Even though there is a similarities in both reading, both are still different. The difference is that Joy Luck seems to be a little looser than Amy Chua. Because Amy Chua went all extreme, she made her daughter practice day and night their instrument and she did not let them go to any socialization with their friends or classmates.
"Here are some things my daughters, Sophia and Louisa, were never allowed to do: attend a sleepover, have a playdate, be in a school play, complain about not being in a school play, watch TV or play computer games, choose their own extracurricular activities, get any grade less than an A, not be the No. 1 student in every subject except gym and drama, [and] play any instrument other than the piano or violin”. Amy Chua is much tougher than the mothers in Joy Luck Club, because they only have on goal as a parent is to make their children to be perfect. She expects a lot more in her daughter, she does these things because wanted her kids to be a prodigy.

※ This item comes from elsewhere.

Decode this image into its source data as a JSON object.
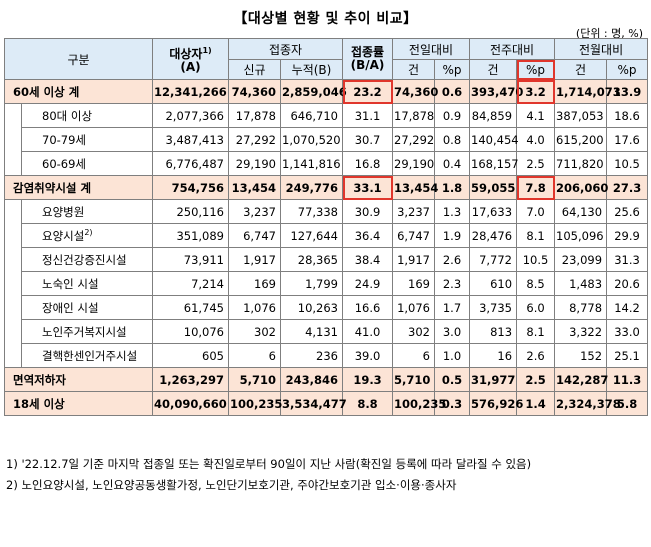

Same as in Two kinds at Joy Luck, Jing Mei Woo’s mother expected her as a prodigy when she was little girl. “‘Of course you can be prodigy, too,’ my mother told me when I was nine,”(Tan 132). Her made her do things that she did not want to do. She wanted to be a kid and play around all day long, but her mother wanted her to be a prodigy. But the difference in these two is that Amy Chua is harder on her children, but in Amy Tan’s book, the mothers are only expected on thing from their child, was to be perfect.
The Joy Luck Club and Amy Chua has the similarities because they both wanted to expect their daughters to be perfect and intelligent. But the difference is that Amy Chua is harder on her daughter, while the Joy Luck mothers are expecting their children to be perfect.